La crise du Covid-19 a révélé l’ampleur de la désindustrialisation et de la dépendance hexagonale vis-à-vis de l’étranger. Et tout l’intérêt de l’étude est de resserrer la focale sur un territoire au grand passé industriel. Ainsi, le département du Nord abrite le siège de géants mondiaux – et français – de l’agroalimentaire, comme Bonduelle ou Lesaffre, spécialisé dans les levures. Mais il n’accueille plus que leur siège, justement, les usines ayant été délocalisées hors de France où ne subsistent bien souvent que les centres de recherche des grands groupes. Dans les matériaux de construction, on marche aussi sur la tête : on importe dans le Nord beaucoup plus de matériaux qu’on en extrait du sol. La Belgique contribue pour 47 % aux importations, notamment grâce aux carrières du bassin de Tournai, et des granulats marins traversent aussi la Manche. Le recyclage reste limité, puisqu’il ne concerne que 20 % de la consommation des ressources naturelles.
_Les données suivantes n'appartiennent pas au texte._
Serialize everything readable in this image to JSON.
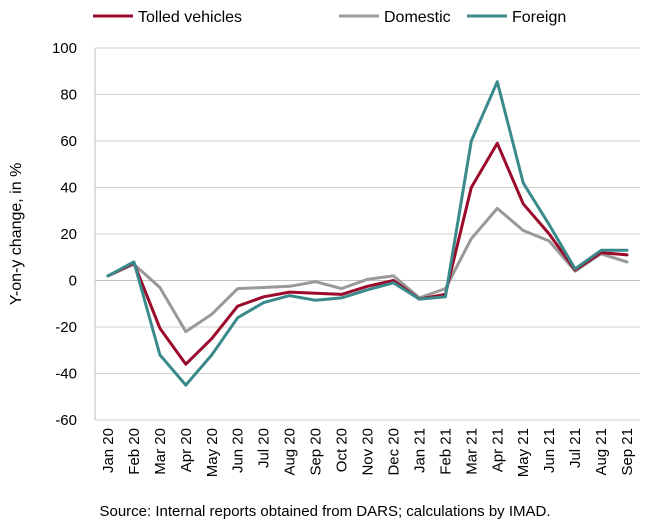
{
  "chart_data": {
    "type": "line",
    "title": "",
    "xlabel": "",
    "ylabel": "Y-on-y change, in %",
    "ylim": [
      -60,
      100
    ],
    "yticks": [
      -60,
      -40,
      -20,
      0,
      20,
      40,
      60,
      80,
      100
    ],
    "grid": "horizontal",
    "legend_position": "top",
    "categories": [
      "Jan 20",
      "Feb 20",
      "Mar 20",
      "Apr 20",
      "May 20",
      "Jun 20",
      "Jul 20",
      "Aug 20",
      "Sep 20",
      "Oct 20",
      "Nov 20",
      "Dec 20",
      "Jan 21",
      "Feb 21",
      "Mar 21",
      "Apr 21",
      "May 21",
      "Jun 21",
      "Jul 21",
      "Aug 21",
      "Sep 21"
    ],
    "series": [
      {
        "name": "Tolled vehicles",
        "color": "#9b0a2a",
        "values": [
          2,
          7.5,
          -20.5,
          -36,
          -25,
          -11,
          -7,
          -5,
          -5.5,
          -6,
          -2.5,
          0,
          -8,
          -6,
          40,
          59,
          33,
          20,
          4.5,
          12,
          11
        ]
      },
      {
        "name": "Domestic",
        "color": "#999999",
        "values": [
          2,
          7,
          -3,
          -22,
          -14.5,
          -3.5,
          -3,
          -2.5,
          -0.5,
          -3.5,
          0.5,
          2,
          -7.5,
          -3.5,
          18,
          31,
          21.5,
          17,
          4,
          11.5,
          8
        ]
      },
      {
        "name": "Foreign",
        "color": "#3a8a8c",
        "values": [
          2,
          8,
          -32,
          -45,
          -32,
          -16,
          -9.5,
          -6.5,
          -8.5,
          -7.5,
          -4,
          -1,
          -8,
          -7,
          60,
          85.5,
          42,
          24,
          5,
          13,
          13
        ]
      }
    ]
  },
  "source_text": "Source: Internal reports obtained from DARS; calculations by IMAD."
}
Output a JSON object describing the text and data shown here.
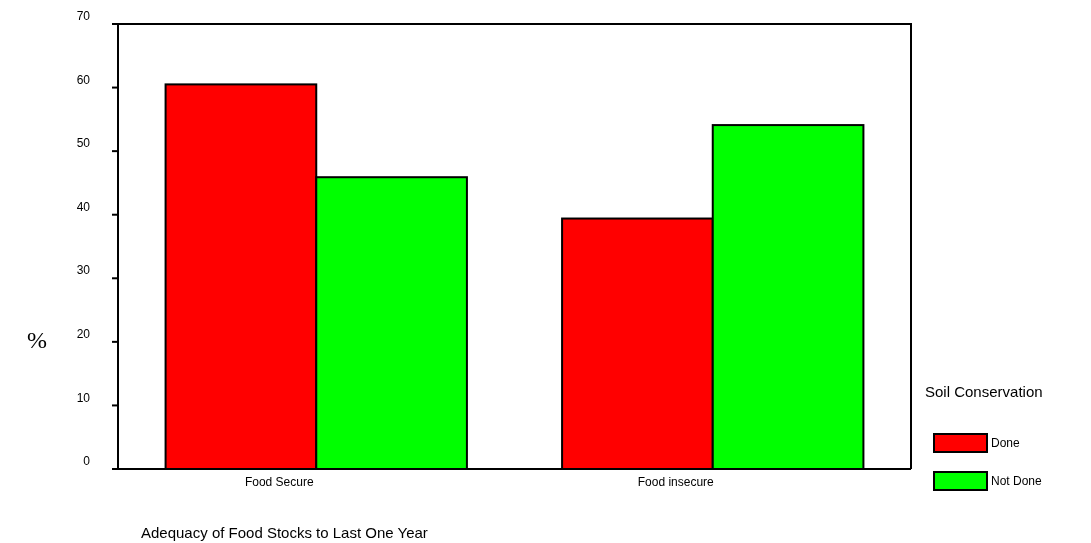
{
  "chart_data": {
    "type": "bar",
    "xlabel": "Adequacy of Food Stocks to Last One Year",
    "ylabel": "%",
    "legend_title": "Soil Conservation",
    "categories": [
      "Food Secure",
      "Food insecure"
    ],
    "series": [
      {
        "name": "Done",
        "color": "#ff0000",
        "values": [
          60.5,
          39.4
        ]
      },
      {
        "name": "Not Done",
        "color": "#00ff00",
        "values": [
          45.9,
          54.1
        ]
      }
    ],
    "ylim": [
      0,
      70
    ],
    "yticks": [
      0,
      10,
      20,
      30,
      40,
      50,
      60,
      70
    ],
    "grid": false,
    "legend": "right"
  }
}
Encouragée par les travaux de Popsu et un contexte institutionnel favorable («Green deal» de l’Union européenne en 2019, loi relative à la lutte contre le gaspillage et à l’économie circulaire en 2020), la Mel a commencé à se pencher sur le sujet en mars 2020. Elle a d’abord identifié les initiatives existantes sur le territoire : plus de 300, qui vont du réemploi, sur un même chantier, de matériaux déconstruits pour la reconstruction, à la transformation de déchets alimentaires en biométhane pour faire rouler les bus de l’agglomération.

«Reboucler la boucle»

Adoptée par l’assemblée métropolitaine le 28 juin, «la stratégie et plan d’actions Economie circulaire 2021-2030», qui concerne aussi la filière textile, repose sur trois piliers : la planification, afin que «cet objectif soit appréhendé par toute la chaîne de valeur», l’augmentation de la commande publique et le développement de plateformes de tri et recyclage sur le territoire, explique Malika Bohem, cheffe de projet économie circulaire à la Mel. «Pour que la volonté de la Mel puisse se décliner dans tous les grands chantiers, il y a un travail à faire avec les acteurs du BTP» mais aussi avec les villes, qui devront intégrer cet objectif à leur Plan local d’urbanisme.
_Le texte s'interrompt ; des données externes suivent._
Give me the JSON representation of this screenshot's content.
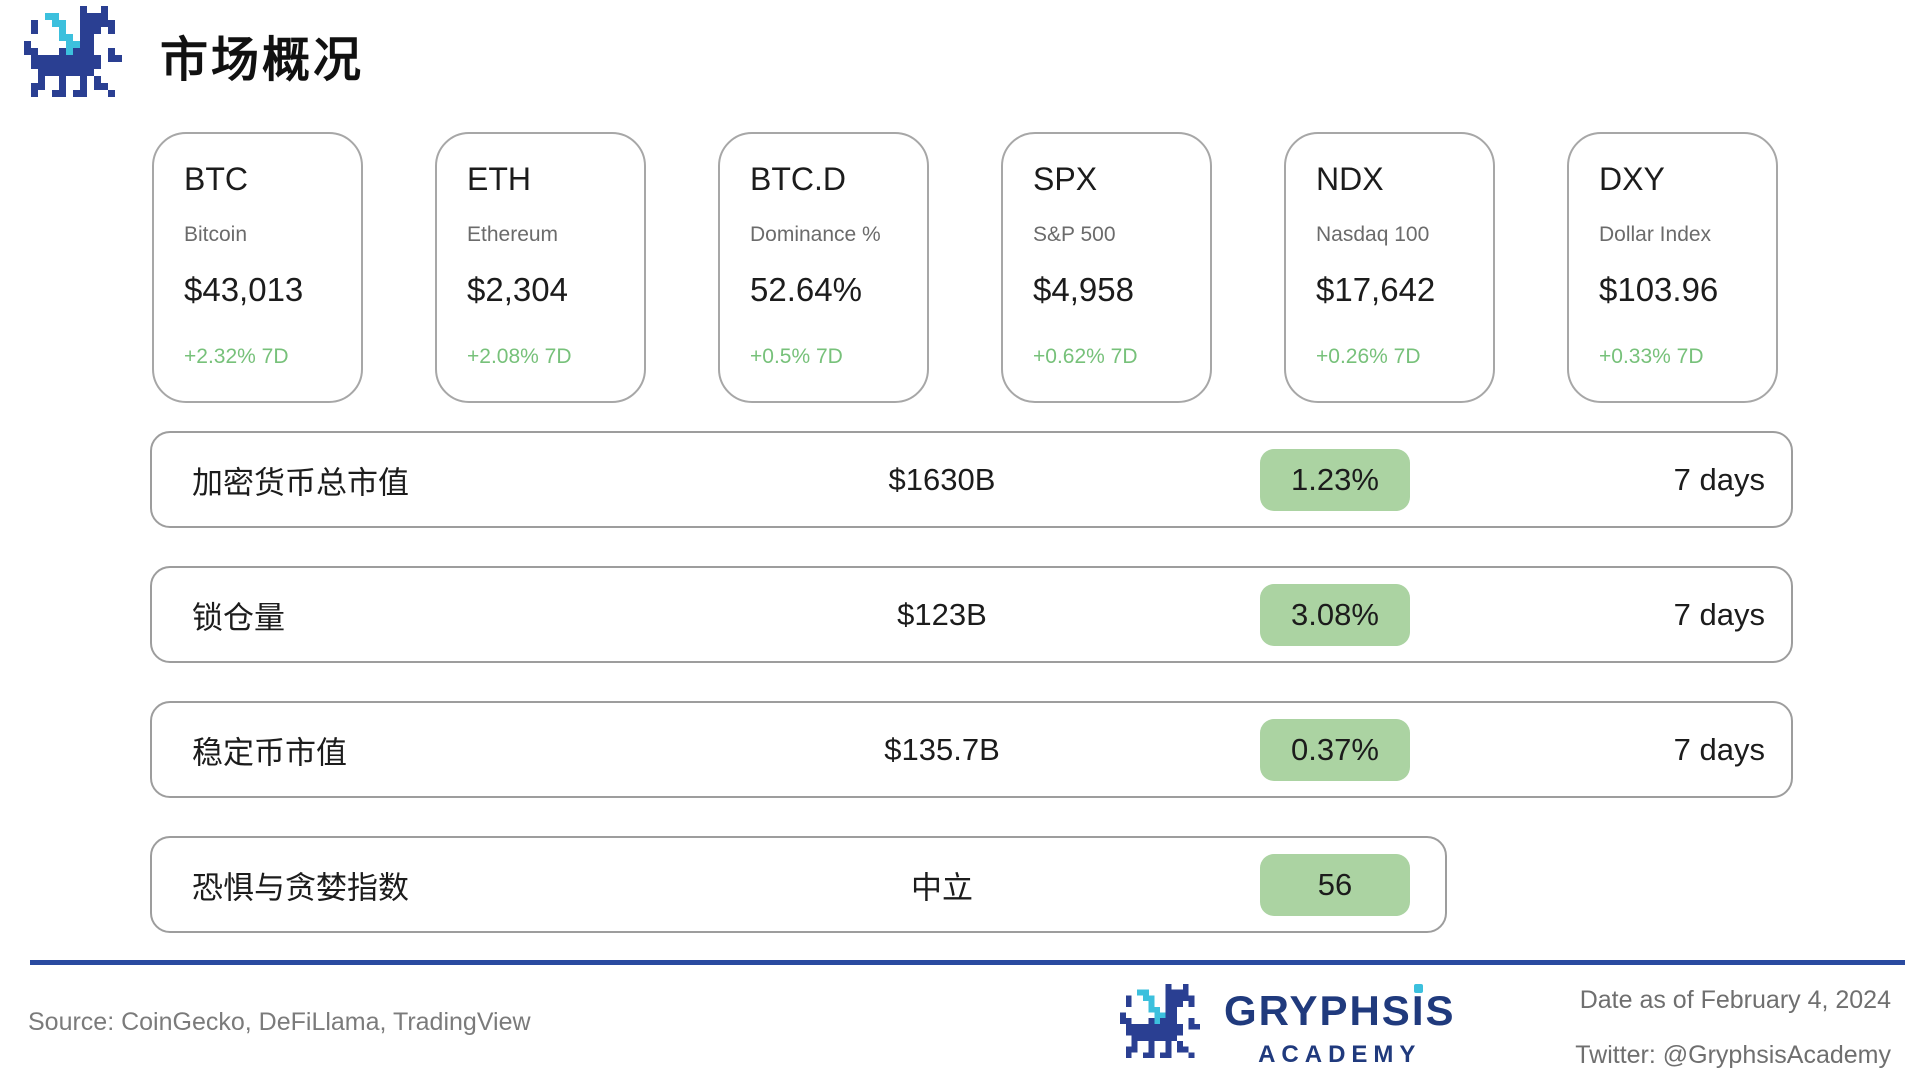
{
  "header": {
    "title": "市场概况"
  },
  "cards": [
    {
      "ticker": "BTC",
      "name": "Bitcoin",
      "value": "$43,013",
      "change": "+2.32% 7D"
    },
    {
      "ticker": "ETH",
      "name": "Ethereum",
      "value": "$2,304",
      "change": "+2.08% 7D"
    },
    {
      "ticker": "BTC.D",
      "name": "Dominance %",
      "value": "52.64%",
      "change": "+0.5% 7D"
    },
    {
      "ticker": "SPX",
      "name": "S&P 500",
      "value": "$4,958",
      "change": "+0.62% 7D"
    },
    {
      "ticker": "NDX",
      "name": "Nasdaq 100",
      "value": "$17,642",
      "change": "+0.26% 7D"
    },
    {
      "ticker": "DXY",
      "name": "Dollar Index",
      "value": "$103.96",
      "change": "+0.33% 7D"
    }
  ],
  "rows": [
    {
      "label": "加密货币总市值",
      "value": "$1630B",
      "badge": "1.23%",
      "period": "7 days"
    },
    {
      "label": "锁仓量",
      "value": "$123B",
      "badge": "3.08%",
      "period": "7 days"
    },
    {
      "label": "稳定币市值",
      "value": "$135.7B",
      "badge": "0.37%",
      "period": "7 days"
    },
    {
      "label": "恐惧与贪婪指数",
      "value": "中立",
      "badge": "56",
      "period": ""
    }
  ],
  "footer": {
    "source": "Source: CoinGecko, DeFiLlama, TradingView",
    "brand": "GRYPHSIS",
    "brand_sub": "ACADEMY",
    "date": "Date as of February 4, 2024",
    "twitter": "Twitter: @GryphsisAcademy"
  },
  "colors": {
    "positive_text": "#77c17a",
    "badge_bg": "#abd3a2",
    "line_blue": "#2a4aa0",
    "brand_navy": "#203a7d",
    "dragon_navy": "#2a3f92",
    "dragon_cyan": "#3cc0dd"
  }
}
Le privé aussi s’y met. Deux bailleurs sociaux, Vilogia et LMH, travaillent sur un projet, baptisé « Méta », de plateforme de réemploi des déchets minéraux issus de la rénovation de 4 000 logements dans le cadre du Nouveau programme national de renouvellement urbain (NPNRU). Une usine de recyclage devrait être implantée à Roubaix et former un de ces «nœuds métaboliques» que Marc Dumont espère voir fleurir sur le territoire, soit des installations qui concentrent et redistribuent les flux à l’échelle régionale. L’enjeu pour les Hauts-de-France n’est pas mince : selon l’Agence de la transition écologique (Ademe), 30 000 emplois pourraient être créés d’ici 2030 si la région parvient à réduire sa dépendance et «reboucler la boucle».